A horseman shoots an arrow as part of a performance at the Lithang Horse Festival, Aug. 1, 2006.
Chinese authorities may prohibit horse racing festivities following a stand off at a Tibetan monastery.
Tibetan nomads living in the remote western Chinese province of Gansu may have their annual horse-racing festival canceled this year following the siege of Kirti monastery in neighboring Sichuan.
"They have taken it upon themselves to cancel the horse race, even though there haven't been any problems in Machu (in Chinese, Maqu) county," said Tsoge, a spokesman for the International Campaign for Tibet (ICT) based in northern India.
"This is after the Tibetans of Ngaba prefecture [in the southwestern province of Sichuan] were subjected to that cruel and inhuman incident," he said.
An official who answered the phone at the Machu county tourism bureau said no final decision had been made, however.
"This hasn't been decided yet," the official said. "[The Tibetans] haven't said they want to cancel it."
And an employee who answered the phone at a major travel agent in the provincial capital of Lanzhou said they still had had no confirmation of whether the event—a huge event on the local calendar and a popular tourist attraction—would be going ahead this year.
"They haven't had [horse-racing] in the past couple of years," the employee said. "I'm sure that this is as a result of the March  incidents."
"They canceled it last year, and we haven't heard about this year yet."
He said tourists were still being allowed to travel to Machu county, however.Horse racing
Tibetan horse racing festivals take place across the Kham nomadic regions of western China every summer, drawing thousands of spectators.

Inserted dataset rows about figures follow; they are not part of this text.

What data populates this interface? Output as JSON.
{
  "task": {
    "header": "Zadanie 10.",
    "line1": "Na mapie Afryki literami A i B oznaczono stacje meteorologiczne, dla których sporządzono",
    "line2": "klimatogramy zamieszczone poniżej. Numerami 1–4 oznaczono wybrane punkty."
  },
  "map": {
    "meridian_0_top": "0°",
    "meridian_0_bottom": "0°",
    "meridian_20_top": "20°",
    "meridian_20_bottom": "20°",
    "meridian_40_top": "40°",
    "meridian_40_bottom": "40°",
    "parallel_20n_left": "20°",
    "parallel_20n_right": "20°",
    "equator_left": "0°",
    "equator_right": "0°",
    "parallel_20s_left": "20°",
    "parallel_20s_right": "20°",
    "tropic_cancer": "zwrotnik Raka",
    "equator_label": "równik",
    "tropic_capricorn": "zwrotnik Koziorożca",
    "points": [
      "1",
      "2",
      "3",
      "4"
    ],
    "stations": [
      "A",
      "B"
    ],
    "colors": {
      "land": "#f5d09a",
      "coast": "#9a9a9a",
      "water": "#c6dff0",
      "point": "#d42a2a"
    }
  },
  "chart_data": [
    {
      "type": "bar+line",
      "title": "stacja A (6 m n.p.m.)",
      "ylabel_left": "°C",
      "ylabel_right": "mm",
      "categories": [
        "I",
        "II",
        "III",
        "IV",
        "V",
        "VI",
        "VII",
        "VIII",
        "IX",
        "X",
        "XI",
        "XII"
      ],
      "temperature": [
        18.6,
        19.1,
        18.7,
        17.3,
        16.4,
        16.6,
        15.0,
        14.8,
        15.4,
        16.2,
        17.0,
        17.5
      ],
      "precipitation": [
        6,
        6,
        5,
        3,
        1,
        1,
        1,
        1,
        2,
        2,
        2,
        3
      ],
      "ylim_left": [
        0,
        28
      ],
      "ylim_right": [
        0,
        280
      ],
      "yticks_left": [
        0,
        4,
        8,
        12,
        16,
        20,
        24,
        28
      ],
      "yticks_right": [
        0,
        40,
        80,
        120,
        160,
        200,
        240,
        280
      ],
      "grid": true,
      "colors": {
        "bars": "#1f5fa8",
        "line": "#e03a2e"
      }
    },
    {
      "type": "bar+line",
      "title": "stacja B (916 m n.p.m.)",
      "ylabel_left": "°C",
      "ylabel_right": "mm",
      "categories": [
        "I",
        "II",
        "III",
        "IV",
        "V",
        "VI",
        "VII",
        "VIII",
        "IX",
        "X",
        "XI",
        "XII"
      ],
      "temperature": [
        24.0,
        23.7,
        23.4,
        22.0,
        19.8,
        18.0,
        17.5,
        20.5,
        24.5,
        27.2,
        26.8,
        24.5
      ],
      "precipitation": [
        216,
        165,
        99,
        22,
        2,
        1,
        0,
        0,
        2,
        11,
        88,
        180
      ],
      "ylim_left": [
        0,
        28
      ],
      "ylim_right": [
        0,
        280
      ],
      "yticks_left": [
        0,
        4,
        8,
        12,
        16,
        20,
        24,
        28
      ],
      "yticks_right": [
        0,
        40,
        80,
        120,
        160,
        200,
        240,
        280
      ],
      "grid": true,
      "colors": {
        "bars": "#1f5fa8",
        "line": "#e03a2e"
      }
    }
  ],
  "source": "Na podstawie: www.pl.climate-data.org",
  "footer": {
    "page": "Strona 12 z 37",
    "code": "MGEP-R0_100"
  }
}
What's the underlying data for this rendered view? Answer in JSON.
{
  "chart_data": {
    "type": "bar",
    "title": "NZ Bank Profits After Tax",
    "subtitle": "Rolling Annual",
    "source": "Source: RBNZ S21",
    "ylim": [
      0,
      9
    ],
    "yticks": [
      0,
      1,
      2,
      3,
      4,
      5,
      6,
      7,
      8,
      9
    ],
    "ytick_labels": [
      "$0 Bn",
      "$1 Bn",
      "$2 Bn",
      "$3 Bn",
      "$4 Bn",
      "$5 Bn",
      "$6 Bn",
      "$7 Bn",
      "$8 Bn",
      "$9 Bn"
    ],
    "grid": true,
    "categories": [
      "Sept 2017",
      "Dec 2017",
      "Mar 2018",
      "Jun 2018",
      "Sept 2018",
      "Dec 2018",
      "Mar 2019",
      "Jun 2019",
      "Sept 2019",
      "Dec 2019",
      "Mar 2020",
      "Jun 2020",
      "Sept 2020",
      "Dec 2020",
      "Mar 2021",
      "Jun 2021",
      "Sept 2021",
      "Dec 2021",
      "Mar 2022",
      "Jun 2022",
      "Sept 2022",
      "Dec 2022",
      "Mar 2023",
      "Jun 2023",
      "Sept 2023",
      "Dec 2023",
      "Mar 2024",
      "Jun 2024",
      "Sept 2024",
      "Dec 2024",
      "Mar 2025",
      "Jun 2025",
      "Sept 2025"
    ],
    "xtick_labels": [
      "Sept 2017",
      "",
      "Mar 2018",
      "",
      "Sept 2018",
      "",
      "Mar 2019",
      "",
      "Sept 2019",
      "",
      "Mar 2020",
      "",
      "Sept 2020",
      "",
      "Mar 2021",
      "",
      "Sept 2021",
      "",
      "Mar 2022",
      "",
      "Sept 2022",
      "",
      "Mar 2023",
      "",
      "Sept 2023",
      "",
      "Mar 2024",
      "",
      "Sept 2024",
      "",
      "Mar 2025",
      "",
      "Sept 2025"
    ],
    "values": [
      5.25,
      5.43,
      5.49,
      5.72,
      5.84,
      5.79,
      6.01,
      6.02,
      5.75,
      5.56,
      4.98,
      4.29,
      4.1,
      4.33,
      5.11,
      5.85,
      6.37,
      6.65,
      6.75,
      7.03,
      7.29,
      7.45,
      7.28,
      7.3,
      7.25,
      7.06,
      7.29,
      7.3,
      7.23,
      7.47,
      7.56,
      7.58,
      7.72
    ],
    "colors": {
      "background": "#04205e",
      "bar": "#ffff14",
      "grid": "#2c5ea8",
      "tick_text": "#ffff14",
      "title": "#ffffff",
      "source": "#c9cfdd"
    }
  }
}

The authorities in Sichuan's Lithang (in Chinese, Litang) canceled the annual horse race in 2007 after the previous race ended in a violent dispute over alleged government fixing of the result.
Thousands of nomads pitch their tents at the scene of such races, which also boast markets, entertainments and competitions to test bravery and horsemanship.
Chinese security forces launched a huge military crackdown in the region after a monk from Kirti monastery in Ngaba prefecture of Sichuan died in a self-immolation protest on March 17.
Exile sources say the authorities have detained more than 300 Tibetan monks at a besieged monastery in Sichuan, taking them away in buses and brutally beating local Tibetans who attempted to come to their rescue.
Since the protest, monks at Kirti had resisted a forced campaign of “political re-education” following the protest, sparking clashes between police and local people trying to protect the monks.